Judges (left to right): Hanna Ginzburg, Marc Smith, Brendan Flanagan, and Eric Hepp with Best Visualization winners Sooyeon Baek, Elle McKenzie, Emily Janoski, and Jaein Kim of Team Linest.

Other winners at Vassar’s DataFest were Kai Matheson ’19, Jordan Buhmann ’19 and Charles Hooghkirk ’19 of Team Akatsuki, for Best Use of Outside Data; and Team 456 of Marist College, for Best Analysis.

While the team members made the final decisions on how to analyze the data, they were assisted by roving consultants—Vassar faculty and staff and professionals in the field recruited by An and Hu.
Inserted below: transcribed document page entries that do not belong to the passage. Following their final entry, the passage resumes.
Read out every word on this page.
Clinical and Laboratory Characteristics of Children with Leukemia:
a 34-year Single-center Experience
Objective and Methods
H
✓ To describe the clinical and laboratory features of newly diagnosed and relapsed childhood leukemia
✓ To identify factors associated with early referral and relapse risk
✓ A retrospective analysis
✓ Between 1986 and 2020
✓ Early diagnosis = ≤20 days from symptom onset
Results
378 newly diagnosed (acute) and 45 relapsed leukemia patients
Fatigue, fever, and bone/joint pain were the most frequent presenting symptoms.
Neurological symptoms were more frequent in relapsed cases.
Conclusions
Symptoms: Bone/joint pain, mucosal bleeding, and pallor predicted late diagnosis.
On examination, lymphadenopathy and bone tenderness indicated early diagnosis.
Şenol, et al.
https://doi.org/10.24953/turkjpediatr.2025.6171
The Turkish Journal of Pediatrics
Joseph Phillips, a Statistics instructor at Manhattanville College, said he was impressed with Janoski and her teammates. “The students were really quick to find patterns in the data,” Phillips said. “I’m not only interested in helping the students in this competition but my own students as well, and being part of this event gave me new ideas on approaches I can take back to my own classes.”

Hu said she was pleased with the competition. “I was impressed by the students’ curiosity and perseverance of tackling a seemingly simple but actually challenging task in front of them for an entire weekend,” she said. “It was also encouraging to hear many students express their interest in data-related courses on campus. I look forward to seeing some of them in class in the near future, and of course, at the next DataFest!”